What’s even weirder is, I have no problem with somebody else being wealthy. Somebody else builds a business, makes and keeps bank, and is then obscenely rich…well, good on ‘em. More power to ‘em. May the cork of their wine bottles never rot.
It’s just not OK for me.
Weird, huh? The things you realize, when a massive global recession has you thinking more about your money and how you square off with it. I have a certain comfort zone when it comes to how much wealth we’ve accumulated, and once we hit it I start doing things to ensure we don’t go over it.
I’m going to need to talk myself out of that little quirk, PDQ. It’s already shot us in the foot at least twice, and I certainly don’t want to be here again the next time a recession rolls around – out of cash, scrambling to keep the bills paid, and wishing with all my heart and soul we’d hoarded up more of the jaded dross back when the trees were loaded with fruit and we could eat ourselves sick with ease.
Anywho...I’m going to have to go to Costco tomorrow.
Pray for me.
I don’t wanna, but I gotta. We’re out of everything from milk to eggs and flour and even sugar. Ugh. I’m just not feeling the love for the journey, you know? These are the moments I wish they provided free delivery. Or even reasonably cheap delivery. Or that it would be less than twenty bucks for delivery.

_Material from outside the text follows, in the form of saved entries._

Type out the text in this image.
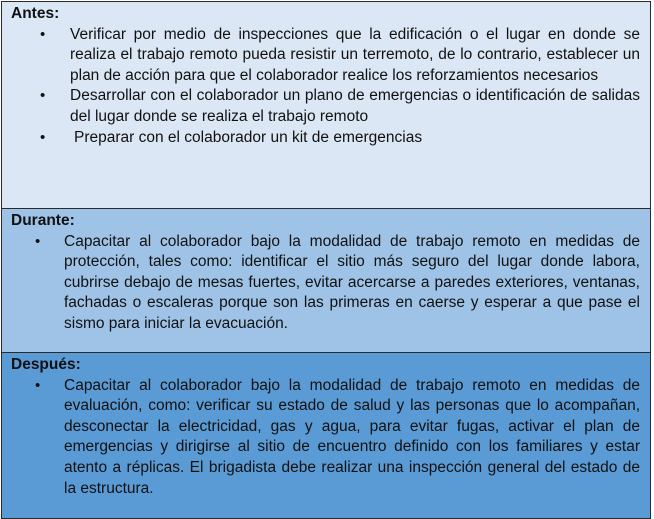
Antes:

• Verificar por medio de inspecciones que la edificación o el lugar en donde se realiza el trabajo remoto pueda resistir un terremoto, de lo contrario, establecer un plan de acción para que el colaborador realice los reforzamientos necesarios
• Desarrollar con el colaborador un plano de emergencias o identificación de salidas del lugar donde se realiza el trabajo remoto
• Preparar con el colaborador un kit de emergencias

Durante:

• Capacitar al colaborador bajo la modalidad de trabajo remoto en medidas de protección, tales como: identificar el sitio más seguro del lugar donde labora, cubrirse debajo de mesas fuertes, evitar acercarse a paredes exteriores, ventanas, fachadas o escaleras porque son las primeras en caerse y esperar a que pase el sismo para iniciar la evacuación.

Después:

• Capacitar al colaborador bajo la modalidad de trabajo remoto en medidas de evaluación, como: verificar su estado de salud y las personas que lo acompañan, desconectar la electricidad, gas y agua, para evitar fugas, activar el plan de emergencias y dirigirse al sitio de encuentro definido con los familiares y estar atento a réplicas. El brigadista debe realizar una inspección general del estado de la estructura.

I really am not looking forward to it.
This week I’m using beans a fair bit in the menu. They’re cheap, healthy and filling – a perfect food. Plus they can provide hours of cheap entertainment later. Especially if you have some arrested adolescence going on, which guess what? We do!
I’ve already made one batch of navy bean soup. It’s partially pureed, which gives it both velvety body and nice, firm whole beans to nom. It was supposed to be for dinner last night, but it sort of never got eaten so it’s magically transformed itself into lunch meals. Flexibility, it’s what’s for
The other one I’m making later in the week is a honey-baked pinto bean as a side dish. Mostly I wanted to make that one because it will use up some salt pork I acquired a while back, ostensibly to make Boston baked beans but then it turned out they weren’t needed and well. The salt pork has been in the fridge ever since.
We’ll be having spaghetti tomorrow night because it is fast and cheap. I will be grateful for both because I will have gone to Costco in the morning. I will not want to look at or think about food for two DAYS after shopping at Costco. It sucks the starch right out of me.
Wednesday is a baked maple-honey chicken and a wild rice and mushroom soup. The grownups love that soup…the kids loathe it. Which is fine, because more for me, neener-neener. Wild rice is expensive, fancy food...which should erase the taste of the cheap, prepackaged food samples shoved at me from all directions in Costco tomorrow.
Thursday I’m going for pineapple-baked pork chops, rice and green beans. Gotten from Costco. So I will just have to get over my Costco aversion, now, won't I.
Friday is looking like a homemade pizza kind of night. And I won't even think about Costco at that point because time heals all wounds and all.
And Saturday I’m shooting for a roast chicken, mashed potatoes and corn. Because it sounds like comfort food to me, and I have a feeling I’m going to need it by then. I’ve got a long week ahead of me (in addition to the Costco thing), and I’m starting it by staying up way too late writing a blog post.
Mixed up priorites – I haz them.
Good night, all. Sweet dreams, and may nobody else fart under your covers.